P. L : « Pour faire ce pour quoi je suis payé, déjà. Et puis pour la gratification que cela procure, d’être un « passeur d’idées » ; enfin, pour cette intuition de pouvoir laisser, et léguer quelque chose de l’ordre de l’immatériel, l’idée d’avoir posé des jalons, utiles pour comprendre notre monde en mouvement, et en métamorphose. Rencontrer un étudiant qui 10 ou 15 ans après, vient vous dire spontanément sur un quai de gare ou dans un magasin qu’il aimait vos cours, ou faire la connaissance de lecteurs attentifs de son travail, c’est une vraie joie, et l’essence du métier : la transmission au long cours… ».

Propos recueillis par Pierre Solainjeu

Pascal Lardellier est Professeur à l’Université de Bourgogne (IUT de Dijon, département MMI, « Métiers du Multimédia et de l’Internet », laboratoire CIMEOS) depuis 23 ans.
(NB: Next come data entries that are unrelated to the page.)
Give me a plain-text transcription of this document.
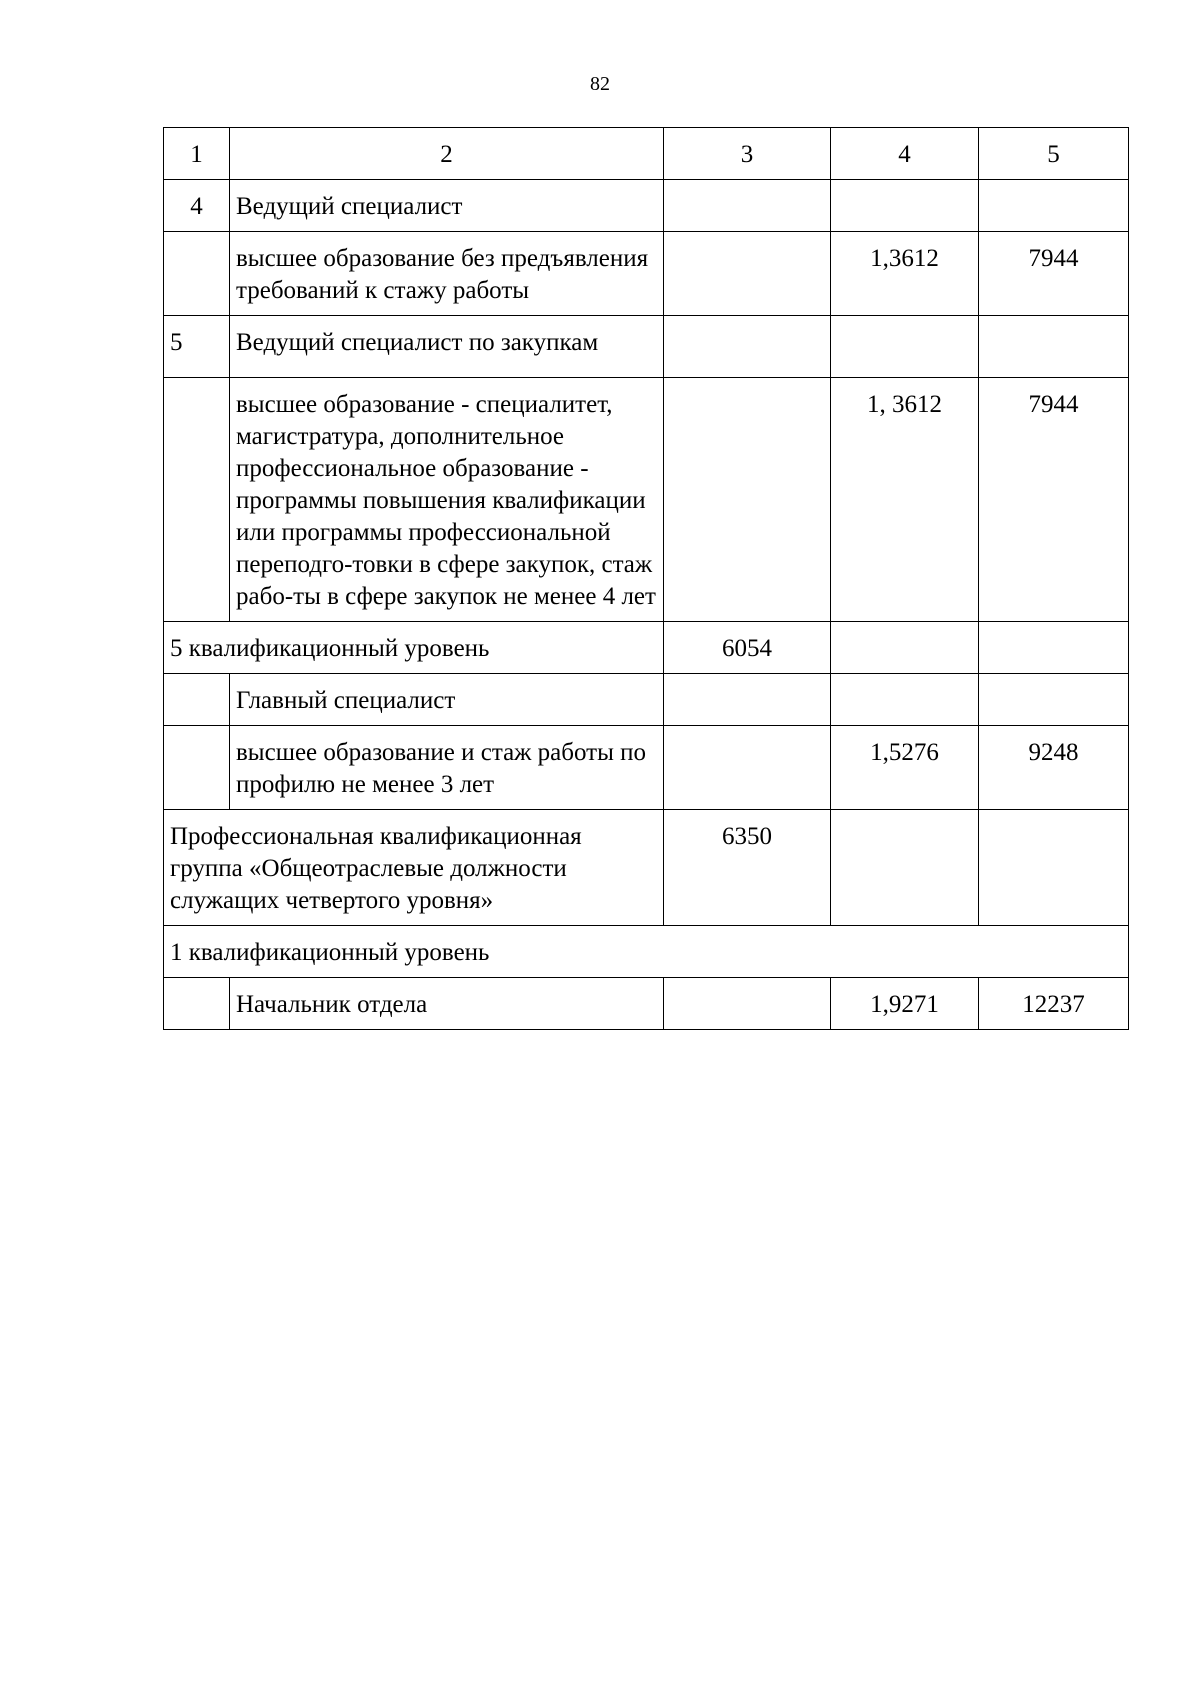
82
1	2	3	4	5
4	Ведущий специалист			
	высшее образование без предъявления требований к стажу работы		1,3612	7944
5	Ведущий специалист по закупкам			
	высшее образование - специалитет, магистратура, дополнительное профессиональное образование - программы повышения квалификации или программы профессиональной переподго-товки в сфере закупок, стаж рабо-ты в сфере закупок не менее 4 лет		1, 3612	7944
5 квалификационный уровень		6054		
	Главный специалист			
	высшее образование и стаж работы по профилю не менее 3 лет		1,5276	9248
Профессиональная квалификационная группа «Общеотраслевые должности служащих четвертого уровня»		6350		
1 квалификационный уровень				
	Начальник отдела		1,9271	12237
Il est l’auteur de 25 ouvrages, consacrés à la rencontre amoureuse en ligne, à la culture numérique, aux formes et fonctions des rites dans notre société, au « non-verbal », entre autres. Et a fait soutenir 40 thèses et HDR (Habilitations à Diriger des Recherches), a organisé plus de cinquante colloques et journées d’études en Bourgogne, a représenté son Université dans plus de 40 pays (conférences…). Il s’exprime très régulièrement dans les grands médias.

Michel Couqueberg est un sculpteur animalier bourguignon de premier plan. Il poursuit depuis plus de 40 ans une œuvre originale et singulière dans son atelier d’Orgeux, s’inscrivant dans la lignée de François Pompon. Ses œuvres, tout en lignes épurées et stylisées captant le mouvement et l’émotion, ont fait l’objet de maintes expositions internationales, d’ouvrages d’art, et d’achats par nombre de collectivités et institutions.